This article is more than 1 year old
Google proposes Logica data language for building more manageable SQL code
COBOL-inspired caps lock English just don't add up when dealing with large SQL codebases
Structured Query Language (SQL) at scale can lead to unstructured, unmaintainable database code - at least as far as Google is concerned - so boffins affiliated with the biz have devised an open source logical programming language to make SQL more amenable to maintenance.
"Good programming is about creating small, understandable, reusable pieces of logic that can be tested, given names, and organized into packages which can later be used to construct more useful pieces of logic," explain Google software engineers Konstantin Tretyakov and Evgeny Skvortsov in a post to Google's open source blog. "SQL resists this workflow."
Tretyakov and Skvortsov propose using a new open source logic programming language called, aptly enough, Logica, to craft database interactions using the syntax of mathematical propositional logic instead of the chains of English words used in SQL.
SQL now a dirty word for Oracle, at least in cloudy data warehousesREAD MORE
Logica, its creators say, "stands for Logic with aggregation." The project's description on GitHub makes its target audience a bit more clear: "Logica is for engineers, data scientists and other specialists who want to use logic programming syntax when writing queries and pipelines to run on BigQuery."

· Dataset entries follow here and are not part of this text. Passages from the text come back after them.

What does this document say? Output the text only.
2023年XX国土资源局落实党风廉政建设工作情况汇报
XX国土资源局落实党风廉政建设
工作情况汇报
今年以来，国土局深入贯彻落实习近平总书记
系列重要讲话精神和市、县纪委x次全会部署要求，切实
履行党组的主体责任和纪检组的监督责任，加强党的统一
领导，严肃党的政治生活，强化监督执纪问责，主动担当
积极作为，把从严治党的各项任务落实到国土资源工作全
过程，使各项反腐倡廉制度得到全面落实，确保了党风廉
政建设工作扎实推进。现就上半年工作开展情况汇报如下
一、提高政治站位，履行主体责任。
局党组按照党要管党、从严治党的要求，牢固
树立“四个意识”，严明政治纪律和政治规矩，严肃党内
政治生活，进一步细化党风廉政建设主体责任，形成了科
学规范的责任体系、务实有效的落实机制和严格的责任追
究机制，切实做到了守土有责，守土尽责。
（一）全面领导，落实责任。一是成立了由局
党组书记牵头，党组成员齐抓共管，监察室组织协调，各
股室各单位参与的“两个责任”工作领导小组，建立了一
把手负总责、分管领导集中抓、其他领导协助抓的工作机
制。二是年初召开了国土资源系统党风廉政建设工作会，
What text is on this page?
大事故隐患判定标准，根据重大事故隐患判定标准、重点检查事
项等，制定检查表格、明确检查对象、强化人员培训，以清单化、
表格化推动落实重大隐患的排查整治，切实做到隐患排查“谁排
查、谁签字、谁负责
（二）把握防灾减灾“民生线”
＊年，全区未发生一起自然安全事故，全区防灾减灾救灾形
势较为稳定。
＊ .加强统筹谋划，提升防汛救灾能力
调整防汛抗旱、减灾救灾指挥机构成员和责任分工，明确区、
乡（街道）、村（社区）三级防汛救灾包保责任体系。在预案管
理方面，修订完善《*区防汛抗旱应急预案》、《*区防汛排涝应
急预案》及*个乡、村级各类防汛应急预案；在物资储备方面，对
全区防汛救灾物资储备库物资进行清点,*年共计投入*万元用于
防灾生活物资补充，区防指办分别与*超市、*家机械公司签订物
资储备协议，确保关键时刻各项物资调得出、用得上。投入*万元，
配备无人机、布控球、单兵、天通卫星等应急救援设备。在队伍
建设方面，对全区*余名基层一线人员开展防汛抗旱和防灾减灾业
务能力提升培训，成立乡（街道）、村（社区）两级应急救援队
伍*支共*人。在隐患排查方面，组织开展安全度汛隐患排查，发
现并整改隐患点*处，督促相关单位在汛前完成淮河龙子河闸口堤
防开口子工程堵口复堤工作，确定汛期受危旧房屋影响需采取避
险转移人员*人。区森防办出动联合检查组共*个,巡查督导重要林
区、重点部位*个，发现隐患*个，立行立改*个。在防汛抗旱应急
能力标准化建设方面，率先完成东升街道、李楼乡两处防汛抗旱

Logica code compiles to SQL which Google hopes will get run on BigQuery, the ad giant's data platform-as-a-service. But it can be run locally and SQL is portable; it also offers experimental support for targeting PostgreSQL and SQLite.
The language is "more concise and supports the clean and reusable abstraction mechanisms that SQL lacks," or so say Tretyakov and Skvortsov.
Here's how a basic query might look in Logica code:
MagicComment(comment_text:) :- `comments`(user_id:, comment_text:), user_id == 5;
And here's the equivalent in SQL:
SELECT comment_text FROM comments WHERE user_id = 5;
Logica is the successor of a Datalog-like language Google developed internally and discussed in 2015 called Yedalog, which tried to provide a tool for querying large, semi-structured data sets.
Tretyakov and Skvortsov don't explain why Yedalog needed a successor but a 2016 paper [PDF] by the Yedalog's creators suggests that Google's Yedalog implementation automated control decisions normally left to those working with more general purpose languages.
Because that created uncertainty about who had operational responsibility for keeping things running, the Yedalog developers drafted documentation describing a suggested operational model. But they found that their users learned by experience, rather than reading, and that experience led them to make assumptions that the Yedalog team hadn't anticipated.
"The model they learned assumes some forms of automation beyond any we had planned to support," the paper explains.
Whatever the current state of Yedalog at Google these days, Logica aims to move beyond verbose COBOL-style caps lock English to the language of formal logic, in the hope database code can be broken up into more manageable pieces.
"This inherent resistance to decomposition of logic into bite-sized pieces is what leads into the contrived, lengthy queries, the copy-pasted chunks of code and, eventually, unmaintainable, unstructured (note the irony) SQL codebases," quip Tretyakov and Skvortsov. ®